Sietske en Idse kregen vier kinderen. Sietske schrijft in haar Getijdenboek: "Sietske IJsbrands Galema , blouwhuis ben gedoopt 11 juni 1823. heb mijn eerste H.Communie gedaand 1 July 1835 ben te bolsward geformd 1845 getrouwd 18 mei 1845 te Harlingen L.G. Verwer is gedoopt 4 maart 1846 zijn eerste H.Communie gedaand 21 Juny te Sittard 1858 gevormd 10 December 1858 Sittard eerste opdracht gedaan in de Congregatie 3 April 1859 Sittard Ysbrand Jan Verwer gedoopt 11 january 1850 eerste H. Communie gedaan 1 december 1861 te Makkum in de nieuwe kerk en overleden 9 augustus begraven te Makkum 1862 Ysbrand Jan geboren 26 December 1848 en overleden 29 Junij 1849 te Makkum begraven Julius Verwer gedoopt 11 augustus 1853 eerste H.Comuie gedaan 7 Mei 1865, Makkum gevormd 14 October 1867, te Bolsward 1866.".
Van de kinderen werden alleen Lodewijk en Julius volwassen.
Het Getijdenboek van Sietske is afkomstig uit de familie Verwer. Het was een kostbaar boek, ook letterlijk. Vanwege het rijke en dure zilveren beslag. De oudste bekende eigenaresse van dit Getijdenboek, de grootmoeder van Idse van zijn moeders kant, heeft het oudste losse blaadje, dat in het boek ligt, geschreven. Zij begint met de prijs aan te geven van het kostbare zilveren beslag, hetgeen helaas moeilijk voor ons te duiden valt. Het gaat hier om Catrijna Idzent (Trijntje Idses), die ook schrijft dat zij het boek 'van Huisen heeft genomen in 1780.'
We zagen dat van de vier kinderen van Sietske en Idse slechts twee kinderen volwassen werden: Lodewijk en Julius. In Erf en Wereld door J.W. Wiersma 1959 Drachten wordt het volgende vermeld: mr. Lodewijk Guillaume (1846) en zijn broer Julius (1853) waren zonen van de Rooms-katholieke zaakwaarnemer Idse Johannes Verwer en zijn vrouw Sytske Ysbrands Galema te Makkum. De gebroeders studeerden voorspoedig af, en vestigden te Leeuwarden een advocatenpraktijk. Ze huwden de gezusters van Wensen, twee gefortuneerde Leidse jongevrouwen , en kochten in 1879 het landgoed Groot- en Klein Wateren aan, alsmede het gehucht Zorgvlied aan de Fries-Drentse grens in de gemeente Diever, een bezitting van vele honderden misschien zelfs meer dan tweeduizend hectaren, hoofdzakelijk bestaand uit heide en veengronden.

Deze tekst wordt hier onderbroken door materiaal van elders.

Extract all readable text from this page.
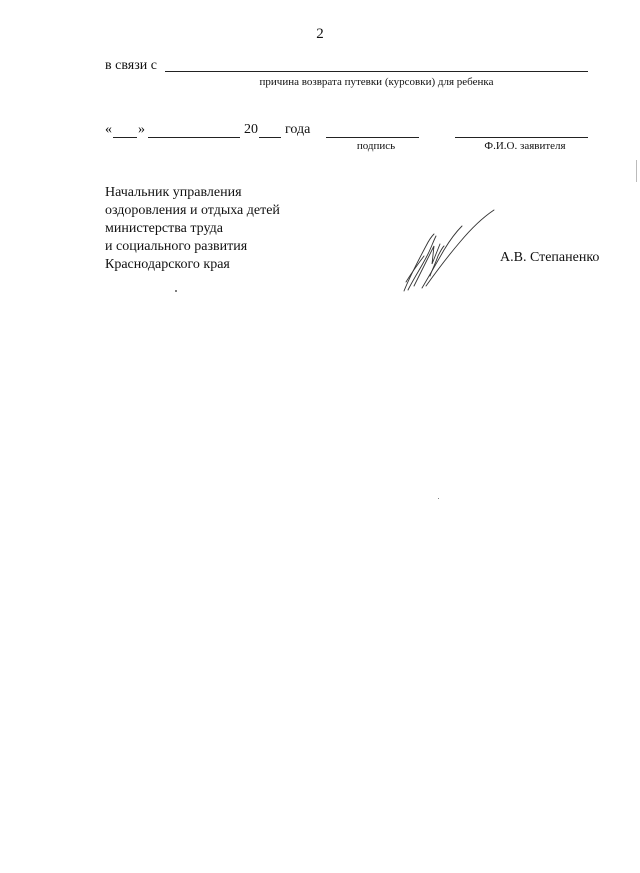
2
в связи с
причина возврата путевки (курсовки) для ребенка
« »	20 года
подпись	Ф.И.О. заявителя
Начальник управления
оздоровления и отдыха детей
министерства труда
и социального развития
Краснодарского края	А.В. Степаненко
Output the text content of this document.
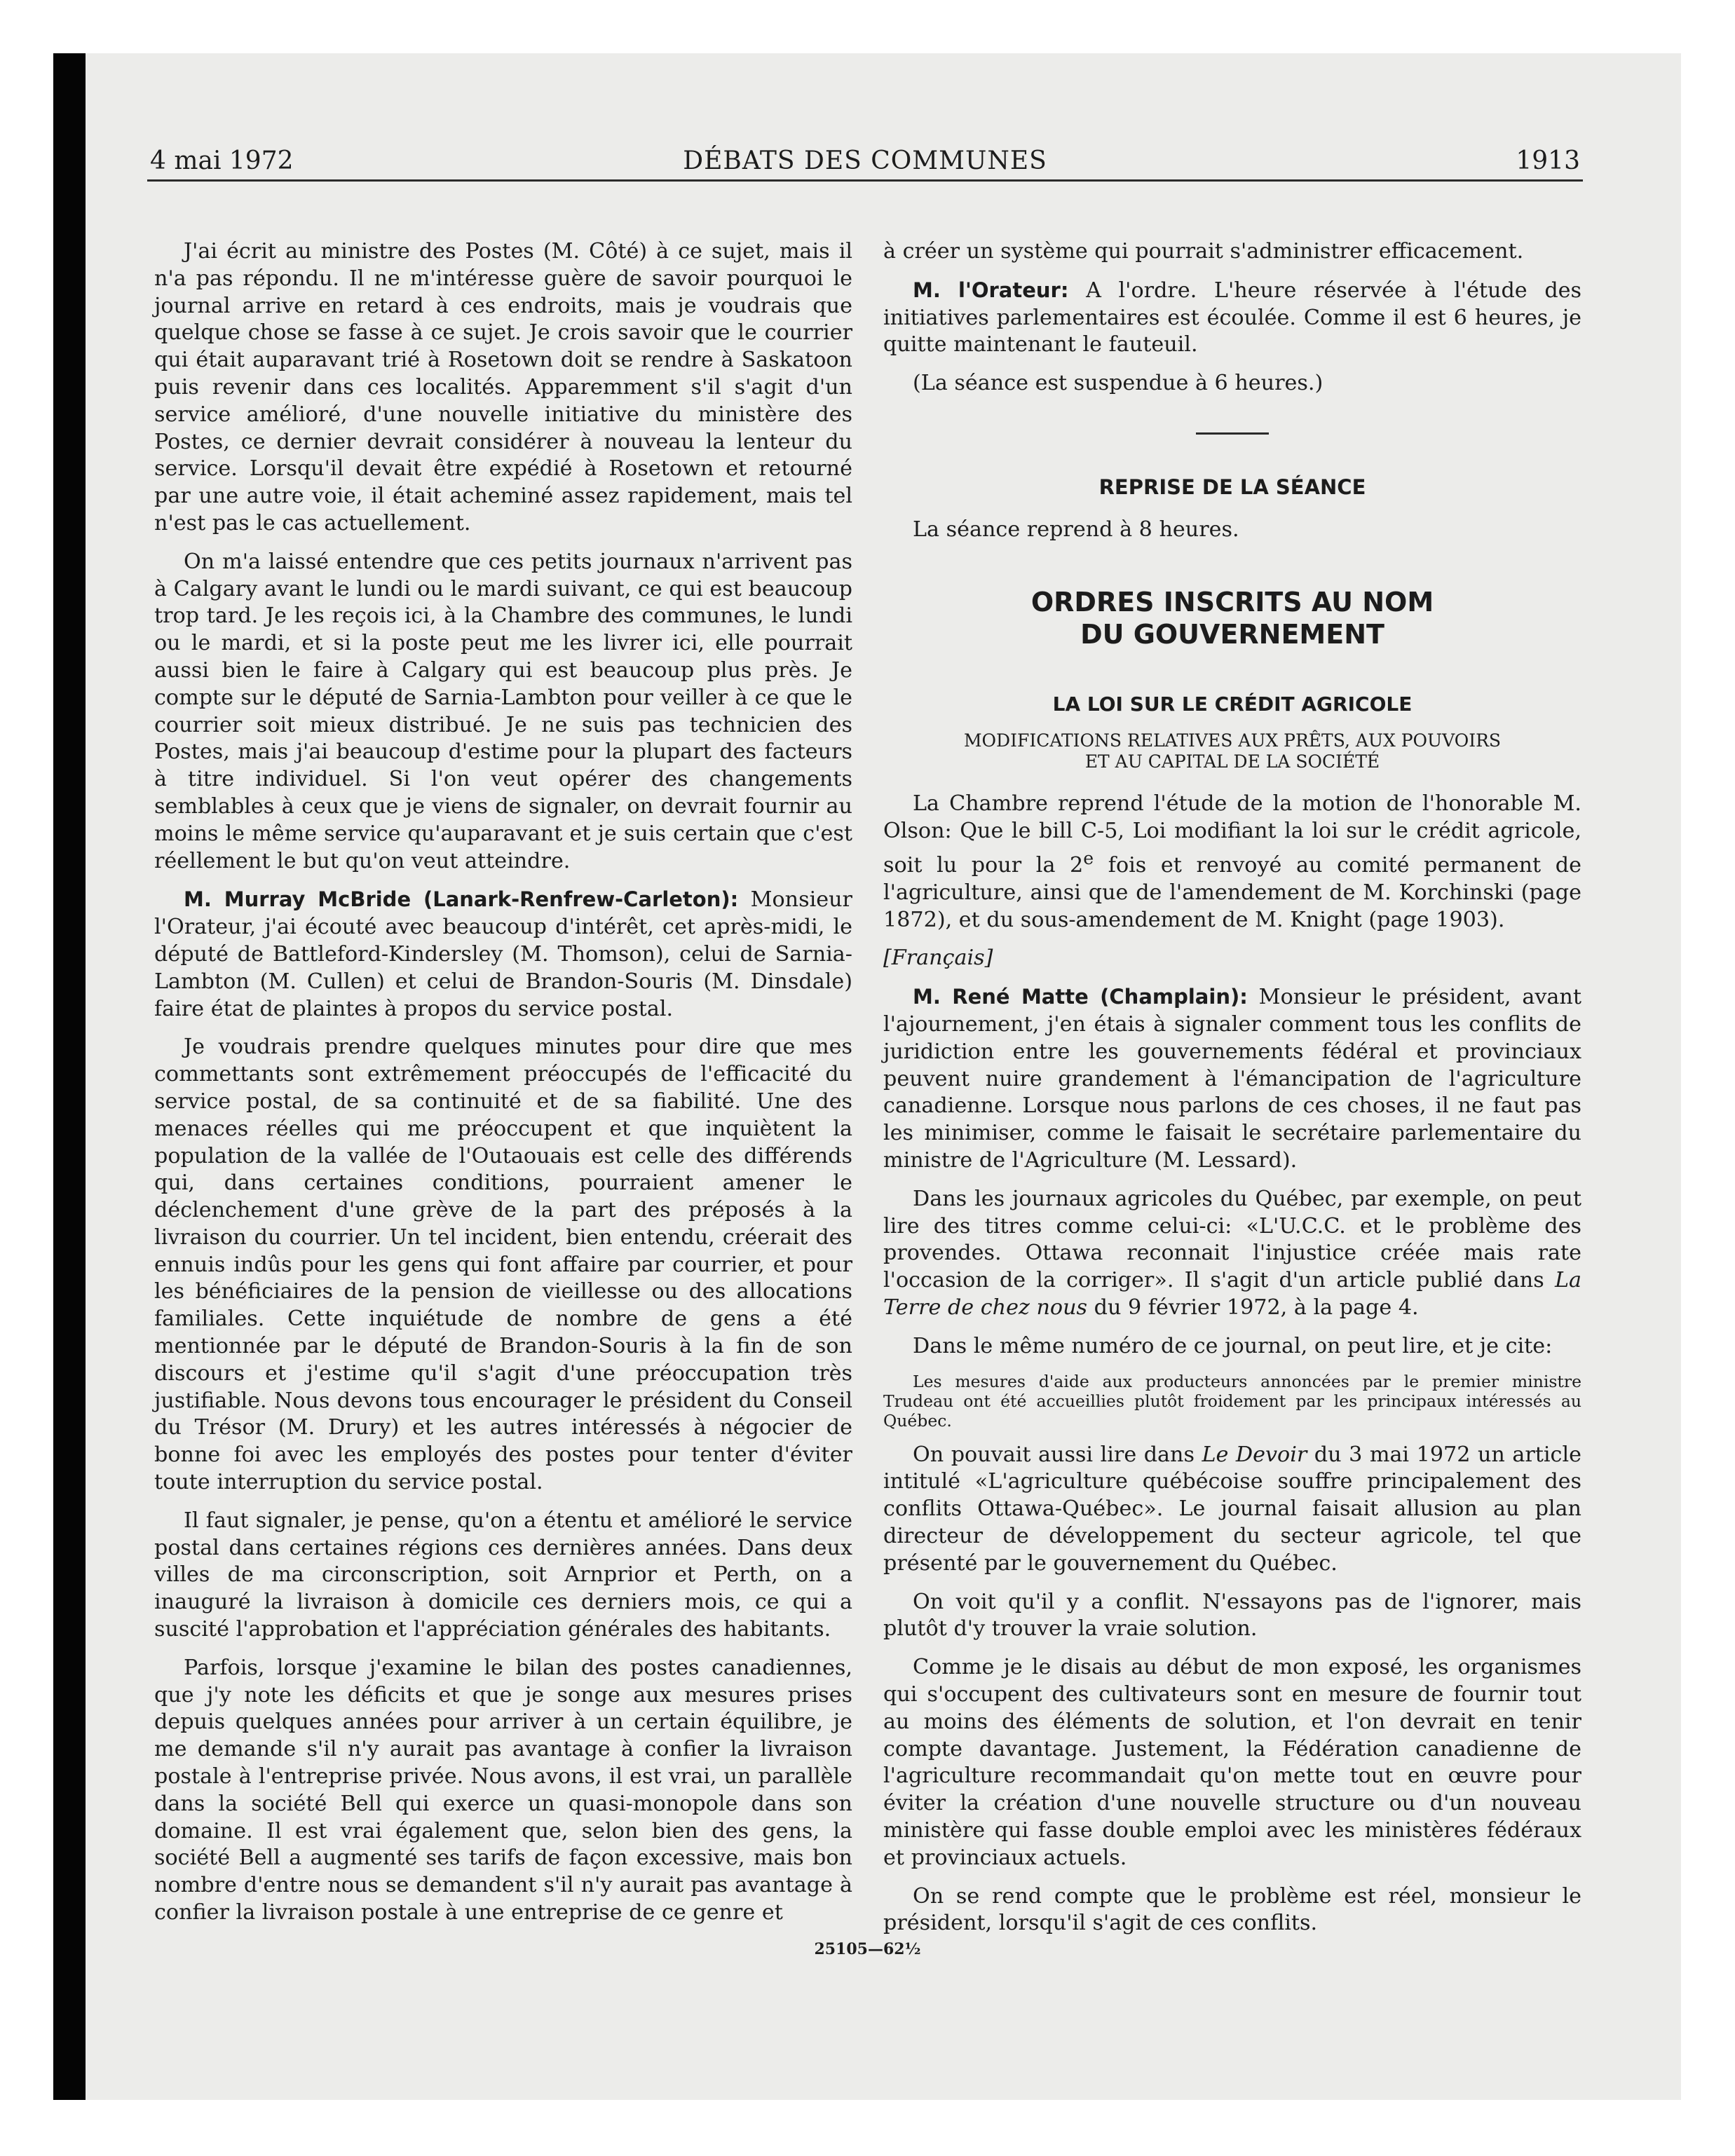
4 mai 1972	DÉBATS DES COMMUNES	1913

J'ai écrit au ministre des Postes (M. Côté) à ce sujet, mais il n'a pas répondu. Il ne m'intéresse guère de savoir pourquoi le journal arrive en retard à ces endroits, mais je voudrais que quelque chose se fasse à ce sujet. Je crois savoir que le courrier qui était auparavant trié à Rosetown doit se rendre à Saskatoon puis revenir dans ces localités. Apparemment s'il s'agit d'un service amélioré, d'une nouvelle initiative du ministère des Postes, ce dernier devrait considérer à nouveau la lenteur du service. Lorsqu'il devait être expédié à Rosetown et retourné par une autre voie, il était acheminé assez rapidement, mais tel n'est pas le cas actuellement.

On m'a laissé entendre que ces petits journaux n'arrivent pas à Calgary avant le lundi ou le mardi suivant, ce qui est beaucoup trop tard. Je les reçois ici, à la Chambre des communes, le lundi ou le mardi, et si la poste peut me les livrer ici, elle pourrait aussi bien le faire à Calgary qui est beaucoup plus près. Je compte sur le député de Sarnia-Lambton pour veiller à ce que le courrier soit mieux distribué. Je ne suis pas technicien des Postes, mais j'ai beaucoup d'estime pour la plupart des facteurs à titre individuel. Si l'on veut opérer des changements semblables à ceux que je viens de signaler, on devrait fournir au moins le même service qu'auparavant et je suis certain que c'est réellement le but qu'on veut atteindre.

M. Murray McBride (Lanark-Renfrew-Carleton): Monsieur l'Orateur, j'ai écouté avec beaucoup d'intérêt, cet après-midi, le député de Battleford-Kindersley (M. Thomson), celui de Sarnia-Lambton (M. Cullen) et celui de Brandon-Souris (M. Dinsdale) faire état de plaintes à propos du service postal.

Je voudrais prendre quelques minutes pour dire que mes commettants sont extrêmement préoccupés de l'efficacité du service postal, de sa continuité et de sa fiabilité. Une des menaces réelles qui me préoccupent et que inquiètent la population de la vallée de l'Outaouais est celle des différends qui, dans certaines conditions, pourraient amener le déclenchement d'une grève de la part des préposés à la livraison du courrier. Un tel incident, bien entendu, créerait des ennuis indûs pour les gens qui font affaire par courrier, et pour les bénéficiaires de la pension de vieillesse ou des allocations familiales. Cette inquiétude de nombre de gens a été mentionnée par le député de Brandon-Souris à la fin de son discours et j'estime qu'il s'agit d'une préoccupation très justifiable. Nous devons tous encourager le président du Conseil du Trésor (M. Drury) et les autres intéressés à négocier de bonne foi avec les employés des postes pour tenter d'éviter toute interruption du service postal.

Il faut signaler, je pense, qu'on a étentu et amélioré le service postal dans certaines régions ces dernières années. Dans deux villes de ma circonscription, soit Arnprior et Perth, on a inauguré la livraison à domicile ces derniers mois, ce qui a suscité l'approbation et l'appréciation générales des habitants.

Parfois, lorsque j'examine le bilan des postes canadiennes, que j'y note les déficits et que je songe aux mesures prises depuis quelques années pour arriver à un certain équilibre, je me demande s'il n'y aurait pas avantage à confier la livraison postale à l'entreprise privée. Nous avons, il est vrai, un parallèle dans la société Bell qui exerce un quasi-monopole dans son domaine. Il est vrai également que, selon bien des gens, la société Bell a augmenté ses tarifs de façon excessive, mais bon nombre d'entre nous se demandent s'il n'y aurait pas avantage à confier la livraison postale à une entreprise de ce genre et

à créer un système qui pourrait s'administrer efficacement.

M. l'Orateur: A l'ordre. L'heure réservée à l'étude des initiatives parlementaires est écoulée. Comme il est 6 heures, je quitte maintenant le fauteuil.

(La séance est suspendue à 6 heures.)

REPRISE DE LA SÉANCE

La séance reprend à 8 heures.

ORDRES INSCRITS AU NOM
DU GOUVERNEMENT
LA LOI SUR LE CRÉDIT AGRICOLE
MODIFICATIONS RELATIVES AUX PRÊTS, AUX POUVOIRS
ET AU CAPITAL DE LA SOCIÉTÉ

La Chambre reprend l'étude de la motion de l'honorable M. Olson: Que le bill C-5, Loi modifiant la loi sur le crédit agricole, soit lu pour la 2e fois et renvoyé au comité permanent de l'agriculture, ainsi que de l'amendement de M. Korchinski (page 1872), et du sous-amendement de M. Knight (page 1903).

[Français]

M. René Matte (Champlain): Monsieur le président, avant l'ajournement, j'en étais à signaler comment tous les conflits de juridiction entre les gouvernements fédéral et provinciaux peuvent nuire grandement à l'émancipation de l'agriculture canadienne. Lorsque nous parlons de ces choses, il ne faut pas les minimiser, comme le faisait le secrétaire parlementaire du ministre de l'Agriculture (M. Lessard).

Dans les journaux agricoles du Québec, par exemple, on peut lire des titres comme celui-ci: «L'U.C.C. et le problème des provendes. Ottawa reconnait l'injustice créée mais rate l'occasion de la corriger». Il s'agit d'un article publié dans La Terre de chez nous du 9 février 1972, à la page 4.

Dans le même numéro de ce journal, on peut lire, et je cite:

Les mesures d'aide aux producteurs annoncées par le premier ministre Trudeau ont été accueillies plutôt froidement par les principaux intéressés au Québec.

On pouvait aussi lire dans Le Devoir du 3 mai 1972 un article intitulé «L'agriculture québécoise souffre principalement des conflits Ottawa-Québec». Le journal faisait allusion au plan directeur de développement du secteur agricole, tel que présenté par le gouvernement du Québec.

On voit qu'il y a conflit. N'essayons pas de l'ignorer, mais plutôt d'y trouver la vraie solution.

Comme je le disais au début de mon exposé, les organismes qui s'occupent des cultivateurs sont en mesure de fournir tout au moins des éléments de solution, et l'on devrait en tenir compte davantage. Justement, la Fédération canadienne de l'agriculture recommandait qu'on mette tout en œuvre pour éviter la création d'une nouvelle structure ou d'un nouveau ministère qui fasse double emploi avec les ministères fédéraux et provinciaux actuels.

On se rend compte que le problème est réel, monsieur le président, lorsqu'il s'agit de ces conflits.

25105—62½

Met name Lodewijk was een man van initiatief. Hij ontgon het land, bouwde boerderijen en arbeidershuizen; hij stichtte een sigarenfabriek, een cichoreifabriek. Hij vestigde te Zorgvlied de Noord-Nederlandse Hypotheekbank en een levensverzekeringsmaatschappij. Hij liet uit Brabant tabaksplanters met kinderrijke gezinnen overkomen en bouwde grote schuren. Uit Friesland trok hij verspreid wonende katholieke boeren aan, liet hun schuren en huizen afbreken en van de materialen nieuwe boerderijen en huizen in Zorgvlied en Wateren opbouwen en hij bouwde een nieuwe parochie. Een belangrijke project was het scheppen van de mogelijkheid om in onderlinge samenwerking te komen tot fabrieksmatige zuivelbereiding. Een van zijn ondergeschikten was Hendrik Brandsma, een oomzegger van Siebrigje Brandsma (i5236). Zij stimuleerde de kinderen van Ysbrand Galema en Betsie Kramer om naar Brabant en in de zuivel te gaan. Hendrik werd door Lodewijk naar Denemarken gestuurd om zich in de zuivelbereiding te bekwamen. Het project slaagde, er kwamen drie melkfabriekjes . Het financieel beheer kwam in handen van Hendrik Brandsma . Maar er kwam verzet De boeren vonden de melkprijs te laag en zij wensten
zich los te maken van Lodewijk om de handen vrij te hebben om een coöperatieve fabriek op te richten. Toen Lodewijk op de hoogte kwam van het verzet was het te laat, hij verkocht fabriek en inventaris aan de nieuwe combinatie. De nieuwe tijd brak aan. Lodewijk had de boertjes onderschat. Lodewijk was een echt ouderwets patriarch , een vader die hoog op zijn witte schimmel zijn landerijen en instellingen bezocht en goede raad uitdeelde en waar nodig bijstand gaf. Hij stond te ver van zijn ondergeschikten af, zat werkelijk te hoog boven hen. Maar hij kon ook als een vader dingen door de vingers zien.